ZAKO

By Tigran ARAKELYAN

ONOFF ANIMATION STUDIO - as PROD

True Story - Development 2025

The story of the Soviet Armenian painter Sargis Mangasaryan, who used his skills to draw portraits of his captors to survive A Nazi Camp during the Second World War.

    • Year of production
    • 2025
    • Genres
    • True Story, Biography, Animation
    • Countries
    • ARMENIA
    • Languages
    • ARMENIAN, GERMAN, RUSSIAN
    • Budget
    • 3 - 5 M$
    • Duration
    • 85 mn
    • Director(s)
    • Tigran ARAKELYAN
    • Writer(s)
    • Edgar BAGHDASARYAN
    • Producer(s)
    • Susanna KHACHATRYAN (OnOff Studio)
    • Synopsis
    • Zako – this is how the Germans soldiers called the Soviet Armenian painter Sargis Mangasaryan who lived through the hell of military camps and survived thanks to his talent.

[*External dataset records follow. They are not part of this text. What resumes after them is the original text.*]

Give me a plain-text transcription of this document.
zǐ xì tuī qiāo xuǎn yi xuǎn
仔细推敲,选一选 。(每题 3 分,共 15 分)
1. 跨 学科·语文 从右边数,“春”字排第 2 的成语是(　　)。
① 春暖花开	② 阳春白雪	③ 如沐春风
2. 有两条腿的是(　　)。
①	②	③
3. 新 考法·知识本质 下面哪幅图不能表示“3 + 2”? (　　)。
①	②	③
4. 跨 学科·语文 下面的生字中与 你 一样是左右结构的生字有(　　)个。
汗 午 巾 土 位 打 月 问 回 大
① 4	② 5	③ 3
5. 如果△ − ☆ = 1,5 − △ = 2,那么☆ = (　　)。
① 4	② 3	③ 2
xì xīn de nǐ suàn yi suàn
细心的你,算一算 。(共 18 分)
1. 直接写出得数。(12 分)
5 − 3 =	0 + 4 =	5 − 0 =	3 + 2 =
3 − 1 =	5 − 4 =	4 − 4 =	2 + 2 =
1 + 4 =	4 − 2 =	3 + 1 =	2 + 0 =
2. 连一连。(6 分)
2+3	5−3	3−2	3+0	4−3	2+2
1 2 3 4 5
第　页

      Zako finds a way to survive by drawing portraits of his tormentors. He tried to run several times but each time he ended up in a worse concertation camp. Even after the war was over, he was in danger of exile to Siberia, as the prisoners of war were considered the traitors of the nation in the Soviet Union. Here also he had to draw several huge portraits of Stalin to have a chance to return home.

      Coming back to the events of 1956 when Zako was visiting the Picassos exhibition with his friends. Mesmerized friends freeze before Pablo Picasso’s “Guernica”. Zako is overwhelmed, it’s like he has seen this so many times… A woman's voice from the speaker constantly reminds the exhibition is closing, and museum rooms should be cleared. The lights turn out, Zako and his friends start walking backward, like they’re coming out of the church. They keep looking at the paintings.
      “We shouldn’t have come here”
      “You understand now that great art has passed us by…”
      “All of us are still unripe fruits… green and crude. And this is what we wasted all of our money for – to understand it.”
      “How do we paint now?”

      He realized how unripped he stayed during all those years by drawing portraits and even though he was fighting for freedom his artistic growth was limited by systems impact.

      In this pretext, the film raises a number of questions on a range of universal human relationships. And all of this is demonstrated through the perspective of the painter and the lens of relationships toward him, his attitude to systems, and how their imperfection was being built within this.

      The artist Sargis Mangasaryan was born in 1917 – the year of the October Revolution and died In 1991 – the year when the Soviet Union ceased to exist.